Southwestern teacher making statewide impact

Roxanna Bishop Photo

Rebecca Hawk, who teaches agriculture science at Southwestern High School, was one of four recipients of Pulaski County Schools' quarterly PRISM Awards. Pictured from left are Angela Murphy, District Secondary Instructional Supervisor; Rebecca Hawk and her husband Kevin Hawk; and Danita Ellis; Southwestern High School Principal.

A Southwestern High School teacher continues to rack up accolades for her work in her community and across the state.

Rebecca Hawk, who has taught agriculture for six years, was recently awarded the Pulaski County Schools' PRISM Award, a quarterly honor bestowed upon district employees who demonstrate innovative approaches to their duties.

"We are so excited to recognize staff members and great teachers in our district," Angela Murphy, District Secondary Instructional Supervisor, said, "and Rebecca is the epitome of a great teacher."

In 2014, Hawk was honored as the KACTE (Kentucky Association of Career and Technical Education) Outstanding New Teacher of the Year. Her agriculture students had earned a Food for All grant from National FFA (Future Farmers of America) and a Better Days Through Betters Ways grant from the Kentucky FFA Foundation to raise 30 laying hens.

Students worked with the hens on a daily basis, learning about proper care and management techniques. The 3,000 eggs collected were washed and packaged so they could be donated to a local food ministries program that distributed them to over 600 families in the Somerset area.

Through a scholarship from the National Association of Agriculture Educators, Hawk attended CASE (Curriculum for Agriculture Science Education) workshop about engaging students in inquiry-based learning.

Hawk began teaching AP Environmental Science at Southwestern during the 2016-17 school year and has since increased the enrollment from one class to two. She currently serves as the Kentucky Association of Agriculture Educators (KAAE) regional vice president and co-sponsors Southwestern's FFA.

In her role as FFA co-sponsor, Hawk puts in countless hours of time and travel taking students to a variety of events from the annual Kentucky Farm Machinery Show to regional and state competitions in categories such as livestock judging and public speaking.

"All of our CTE teachers put in a crazy number of hours working with students in those organizations, and they have a wonderful FFA program at Southwestern," Murphy noted.

This year marks the third that Hawk has worked with Murray State University to offer dual credit for students in Animal Science, Veterinary Science and Ag Math.

Hawk has also been instrumental in establishing a partnership with Elanco -- a global animal health company -- to offer industry certification for qualified students in Animal Science and Ag Power. She helped Southwestern earn the 2018 Top 20 Schools in the State with passing Industry Certifications.
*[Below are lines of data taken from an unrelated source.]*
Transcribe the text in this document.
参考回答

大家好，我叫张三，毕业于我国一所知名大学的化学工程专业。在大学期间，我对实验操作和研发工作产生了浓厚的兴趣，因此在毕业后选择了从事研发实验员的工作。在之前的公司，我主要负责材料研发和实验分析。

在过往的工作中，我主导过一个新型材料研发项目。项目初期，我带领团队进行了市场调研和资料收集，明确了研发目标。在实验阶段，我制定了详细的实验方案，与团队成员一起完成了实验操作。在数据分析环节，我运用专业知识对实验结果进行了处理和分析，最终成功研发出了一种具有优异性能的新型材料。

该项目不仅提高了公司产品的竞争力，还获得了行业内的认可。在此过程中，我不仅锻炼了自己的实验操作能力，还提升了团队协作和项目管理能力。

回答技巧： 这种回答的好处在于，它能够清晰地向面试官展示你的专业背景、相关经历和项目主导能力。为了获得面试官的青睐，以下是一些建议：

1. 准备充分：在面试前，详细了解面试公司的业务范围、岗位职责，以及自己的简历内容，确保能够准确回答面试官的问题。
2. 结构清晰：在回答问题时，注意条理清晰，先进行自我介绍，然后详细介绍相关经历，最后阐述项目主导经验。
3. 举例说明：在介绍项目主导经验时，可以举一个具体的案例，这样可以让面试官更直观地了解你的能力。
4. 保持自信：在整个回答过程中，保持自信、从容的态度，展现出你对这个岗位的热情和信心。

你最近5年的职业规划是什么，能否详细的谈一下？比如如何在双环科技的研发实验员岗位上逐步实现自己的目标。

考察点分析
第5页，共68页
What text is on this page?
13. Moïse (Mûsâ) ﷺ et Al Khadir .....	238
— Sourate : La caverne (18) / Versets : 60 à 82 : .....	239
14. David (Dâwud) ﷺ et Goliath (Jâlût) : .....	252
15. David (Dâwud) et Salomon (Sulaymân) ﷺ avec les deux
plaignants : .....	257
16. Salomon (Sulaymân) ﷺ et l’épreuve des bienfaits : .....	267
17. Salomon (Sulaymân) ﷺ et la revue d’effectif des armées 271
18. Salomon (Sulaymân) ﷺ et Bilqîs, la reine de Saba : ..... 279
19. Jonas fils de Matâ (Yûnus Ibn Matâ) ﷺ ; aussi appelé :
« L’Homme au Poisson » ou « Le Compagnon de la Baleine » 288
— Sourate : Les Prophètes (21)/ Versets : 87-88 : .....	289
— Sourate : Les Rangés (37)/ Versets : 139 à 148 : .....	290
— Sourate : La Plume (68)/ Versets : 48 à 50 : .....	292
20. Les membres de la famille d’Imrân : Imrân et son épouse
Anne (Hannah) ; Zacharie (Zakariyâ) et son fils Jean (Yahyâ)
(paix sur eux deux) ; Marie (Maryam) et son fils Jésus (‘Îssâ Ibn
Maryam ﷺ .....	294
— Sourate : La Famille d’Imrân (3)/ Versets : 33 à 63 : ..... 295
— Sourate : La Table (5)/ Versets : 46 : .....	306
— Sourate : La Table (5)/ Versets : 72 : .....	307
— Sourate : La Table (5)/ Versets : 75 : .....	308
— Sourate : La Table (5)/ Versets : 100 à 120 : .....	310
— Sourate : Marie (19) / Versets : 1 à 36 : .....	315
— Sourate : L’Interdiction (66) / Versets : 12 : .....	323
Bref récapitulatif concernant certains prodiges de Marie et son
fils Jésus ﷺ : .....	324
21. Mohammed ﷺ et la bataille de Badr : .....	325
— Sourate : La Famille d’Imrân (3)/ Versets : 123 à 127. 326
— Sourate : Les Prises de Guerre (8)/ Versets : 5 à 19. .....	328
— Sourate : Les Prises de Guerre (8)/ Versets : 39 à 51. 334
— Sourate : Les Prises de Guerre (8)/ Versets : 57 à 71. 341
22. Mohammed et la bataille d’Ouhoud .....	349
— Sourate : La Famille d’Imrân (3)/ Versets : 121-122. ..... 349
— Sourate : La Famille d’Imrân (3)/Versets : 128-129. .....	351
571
One of the most rewarding aspects of her professional development has been Hawk's work with the Kentucky Department of Education (KDE) to revise state standards in the Environmental and Natural Resource Pathway for agriculture. She has helped review KOSSA (Kentucky Occupational Skills Standards Assessment) standards and develop test questions for Animal Science and Environmental Science at KDE on four occasions.

"She does so much more at Southwestern High School," Murphy concluded.

Southwestern Principal Danita Ellis recalled interviewing the Warsaw, Ky., native when Hawk was hired. "She's just been wonderful for our students and our staff, very well respected by all her colleagues," Ellis added. "We're just proud that [she's here] bringing all these opportunities to the kids."

Hawk's passion for teaching is evident.

"I become a teacher because I had great teachers who inspired me to be a positive role model for others by making a difference in the lives of others," she said. "I wanted to pass the same characteristics on to my students so that they know they are valued and that they matter."

Hawk added that teaching agriculture is different from most subjects because of the positive impact that can be made on students both inside and outside of the classroom.

"I love working with students to develop skills that they will have for their life after high school such as essential career skills and communication skills," Hawk said. "I am able to have an impact on students through the various FFA contests and events where students get a hands on learning approach to the content we cover in class and apply it in real world situations."